You may recall the “Mechanical Turk” concept introduced by Amazon in 2005 as a crowdsourced marketplace for tasks. The concept is simple: Tasks can be easily done if these are broken down into smaller tasks and distributed to several workers. While limited to mostly tedious and repetitive tasks, there is value in this system, wherein users could earn micro-payments by doing small tasks, while the client is able to accomplish bigger projects faster. The same concept could perhaps be applied with small-project freelancing sites like Fiverr, which started out as a freelancing site for tasks that are paid at least $5 each to accomplish.

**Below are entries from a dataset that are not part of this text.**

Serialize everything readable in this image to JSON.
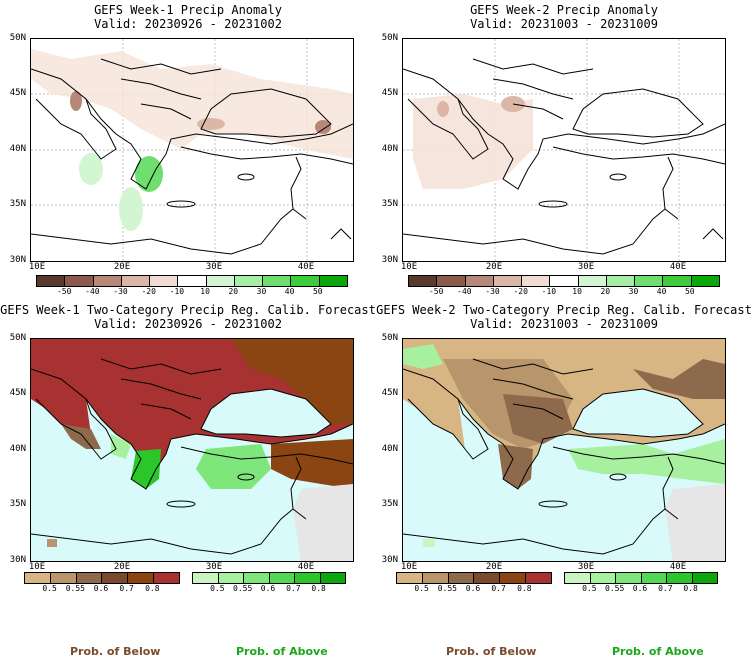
{
  "panels": [
    {
      "title": "GEFS Week-1 Precip Anomaly",
      "valid": "Valid: 20230926 - 20231002"
    },
    {
      "title": "GEFS Week-2 Precip Anomaly",
      "valid": "Valid: 20231003 - 20231009"
    },
    {
      "title": "GEFS Week-1 Two-Category Precip Reg. Calib. Forecast",
      "valid": "Valid: 20230926 - 20231002"
    },
    {
      "title": "GEFS Week-2 Two-Category Precip Reg. Calib. Forecast",
      "valid": "Valid: 20231003 - 20231009"
    }
  ],
  "lat_labels": [
    "50N",
    "45N",
    "40N",
    "35N",
    "30N"
  ],
  "lon_labels": [
    "10E",
    "20E",
    "30E",
    "40E"
  ],
  "anomaly_scale": {
    "labels": [
      "-50",
      "-40",
      "-30",
      "-20",
      "-10",
      "10",
      "20",
      "30",
      "40",
      "50"
    ],
    "colors": [
      "#5a3a2c",
      "#8b5a4a",
      "#b58878",
      "#dcb6a6",
      "#f0dcd2",
      "#ffffff",
      "#d2f5d2",
      "#a6eea6",
      "#6ede6e",
      "#3ccc3c",
      "#0aa80a"
    ]
  },
  "below_scale": {
    "labels": [
      "0.5",
      "0.55",
      "0.6",
      "0.7",
      "0.8"
    ],
    "colors": [
      "#d8b684",
      "#b8956a",
      "#8e6a4c",
      "#7a4a2c",
      "#8b4513",
      "#a83232"
    ]
  },
  "above_scale": {
    "labels": [
      "0.5",
      "0.55",
      "0.6",
      "0.7",
      "0.8"
    ],
    "colors": [
      "#c8f5c0",
      "#a6f0a0",
      "#7ee67a",
      "#52d852",
      "#2ac62a",
      "#0aa80a"
    ]
  },
  "bottom_labels": {
    "below": "Prob. of Below",
    "above": "Prob. of Above"
  },
  "colors": {
    "below_text": "#7a4a2c",
    "above_text": "#1aa81a",
    "sea": "#d8fafa",
    "land_nodata": "#e6e6e6"
  }
}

Storm Token is the blockchain equivalent of these micro-task platforms. It is a gamified platform for micro-tasks that enables anyone to earn from virtually anywhere and using any device. For instance, users can earn cryptocurrency from doing certain tasks, which may include QA testing, data entry, and other peer-to-peer freelancing tasks.

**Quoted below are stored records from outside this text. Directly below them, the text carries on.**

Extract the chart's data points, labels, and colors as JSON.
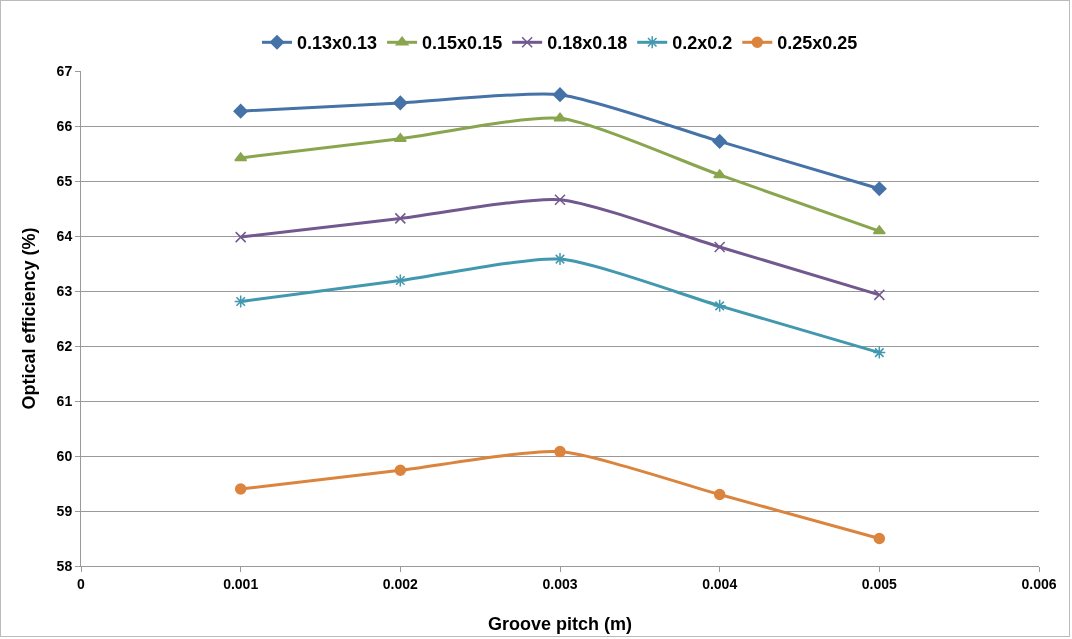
{
  "chart_data": {
    "type": "line",
    "xlabel": "Groove pitch (m)",
    "ylabel": "Optical efficiency (%)",
    "x": [
      0.001,
      0.002,
      0.003,
      0.004,
      0.005
    ],
    "series": [
      {
        "name": "0.13x0.13",
        "color": "#4572a7",
        "marker": "diamond",
        "values": [
          66.27,
          66.42,
          66.57,
          65.72,
          64.86
        ]
      },
      {
        "name": "0.15x0.15",
        "color": "#89a54e",
        "marker": "triangle",
        "values": [
          65.42,
          65.77,
          66.14,
          65.11,
          64.09
        ]
      },
      {
        "name": "0.18x0.18",
        "color": "#71588f",
        "marker": "cross",
        "values": [
          63.98,
          64.32,
          64.66,
          63.8,
          62.93
        ]
      },
      {
        "name": "0.2x0.2",
        "color": "#4198af",
        "marker": "cross",
        "values": [
          62.81,
          63.19,
          63.58,
          62.73,
          61.88
        ]
      },
      {
        "name": "0.25x0.25",
        "color": "#db843d",
        "marker": "circle",
        "values": [
          59.4,
          59.74,
          60.08,
          59.3,
          58.5
        ]
      }
    ],
    "xlim": [
      0,
      0.006
    ],
    "xticks": [
      0,
      0.001,
      0.002,
      0.003,
      0.004,
      0.005,
      0.006
    ],
    "ylim": [
      58,
      67
    ],
    "yticks": [
      58,
      59,
      60,
      61,
      62,
      63,
      64,
      65,
      66,
      67
    ],
    "grid": "y",
    "legend": "top",
    "line_style": "solid"
  }
}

Participate in Social Curation

The internet is filled with fake news and that’s no different on social media. The idea of confirmation bias could be amplified due to social networks where users see topics they are interested in, and comment on them, even if they are fake sources.The problem with social networks by far is that most are free, and it can be difficult for good content to stand out from the crowd if we are bombarded by sentiments from just about anyone. The blockchain can solve this by implementing a reward mechanism for active participation. Steemit a project that resembles a Blockchain Reddit, has launched a social network that lets users curate user submissions, thus pushing up only those that they deem to have valid or interesting content.

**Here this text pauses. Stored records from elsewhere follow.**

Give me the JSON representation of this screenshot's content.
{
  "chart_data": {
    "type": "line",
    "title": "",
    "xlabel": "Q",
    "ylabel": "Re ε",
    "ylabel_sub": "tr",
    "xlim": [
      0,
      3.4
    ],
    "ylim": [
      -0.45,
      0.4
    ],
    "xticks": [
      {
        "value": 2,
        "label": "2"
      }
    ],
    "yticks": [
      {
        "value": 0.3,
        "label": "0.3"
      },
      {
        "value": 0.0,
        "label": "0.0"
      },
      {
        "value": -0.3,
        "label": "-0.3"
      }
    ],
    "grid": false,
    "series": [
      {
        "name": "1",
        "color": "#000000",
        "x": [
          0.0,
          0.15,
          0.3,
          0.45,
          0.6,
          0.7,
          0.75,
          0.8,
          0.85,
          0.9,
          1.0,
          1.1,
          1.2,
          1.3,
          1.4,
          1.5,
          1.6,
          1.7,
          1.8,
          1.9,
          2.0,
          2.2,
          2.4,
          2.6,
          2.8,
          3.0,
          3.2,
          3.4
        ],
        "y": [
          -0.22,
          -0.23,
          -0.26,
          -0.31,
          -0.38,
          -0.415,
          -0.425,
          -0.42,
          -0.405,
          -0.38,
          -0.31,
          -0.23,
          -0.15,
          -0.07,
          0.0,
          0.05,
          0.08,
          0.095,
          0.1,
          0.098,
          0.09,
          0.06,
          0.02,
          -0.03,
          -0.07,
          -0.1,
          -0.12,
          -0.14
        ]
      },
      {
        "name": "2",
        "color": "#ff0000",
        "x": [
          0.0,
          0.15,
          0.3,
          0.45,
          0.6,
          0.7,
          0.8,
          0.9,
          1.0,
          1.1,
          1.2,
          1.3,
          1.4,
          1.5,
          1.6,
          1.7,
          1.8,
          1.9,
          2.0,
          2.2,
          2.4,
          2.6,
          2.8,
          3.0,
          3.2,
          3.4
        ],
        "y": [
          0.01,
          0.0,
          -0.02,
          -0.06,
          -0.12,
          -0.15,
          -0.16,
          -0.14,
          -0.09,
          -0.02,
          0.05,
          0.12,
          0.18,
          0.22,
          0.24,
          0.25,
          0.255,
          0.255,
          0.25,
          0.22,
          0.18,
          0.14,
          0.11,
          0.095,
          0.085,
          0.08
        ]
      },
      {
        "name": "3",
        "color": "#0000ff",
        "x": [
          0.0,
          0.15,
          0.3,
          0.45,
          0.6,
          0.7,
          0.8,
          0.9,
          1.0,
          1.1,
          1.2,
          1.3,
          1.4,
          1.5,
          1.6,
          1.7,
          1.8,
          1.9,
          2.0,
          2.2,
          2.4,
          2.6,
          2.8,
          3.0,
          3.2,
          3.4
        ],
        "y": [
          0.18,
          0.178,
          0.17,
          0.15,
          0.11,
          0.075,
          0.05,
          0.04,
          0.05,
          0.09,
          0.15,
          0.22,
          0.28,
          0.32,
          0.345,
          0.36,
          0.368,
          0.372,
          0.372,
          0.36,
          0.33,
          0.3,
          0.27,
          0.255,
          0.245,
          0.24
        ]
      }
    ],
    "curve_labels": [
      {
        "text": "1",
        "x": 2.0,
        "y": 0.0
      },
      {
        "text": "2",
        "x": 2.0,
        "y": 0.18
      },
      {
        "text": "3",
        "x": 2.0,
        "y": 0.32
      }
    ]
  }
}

This is done by sending small amounts of crypto tokens to posts that they deem good — somewhat similar to sending a micropayment for every “like”. This is in contrast to the free “likes” on social networks like Facebook. These can be cheap, but if there is some monetary aspect to voting up a social media post, then each upvote will have some real value attached to it. The creators of Steemit believe this can help solve the fake news and noise issue on social networks. Meanwhile, content creators get rewarded by the crypto value of the “likes” equivalent.


Buy and “hodl” on

This is perhaps the most straightforward means of participating in cryptocurrency growth without having to be too active about it. If you’ve been watching the price of Bitcoin, it has grown significantly in almost a decade of existence. Thus, people who have bought and held on to their cryptocurrency see themselves reaping the rewards of an upsurge in value. Here, the term “hodl” is a running joke, of course – it stemmed from a forum thread wherein the original poster misspelled “hold” with “hodl”. The term has since made its way into common usage, usually referring to how Bitcoin “traders” or “investors” would hold on to the cryptocurrency on a long-term basis to profit from its rise in value, even amid popular opinion that one should sell once the value has peaked.

This is in stark contrast to active “trading” wherein a trader would buy low and sell high, and buy again when there is a dip. In hindsight, those who have held on to their BTC when it was still priced at around $200 each would probably be worth millions today. But an added worry today would be the naysayers, who would warn against trusting the system too much because we might be in a cryptocurrency bubble that could burst at any time.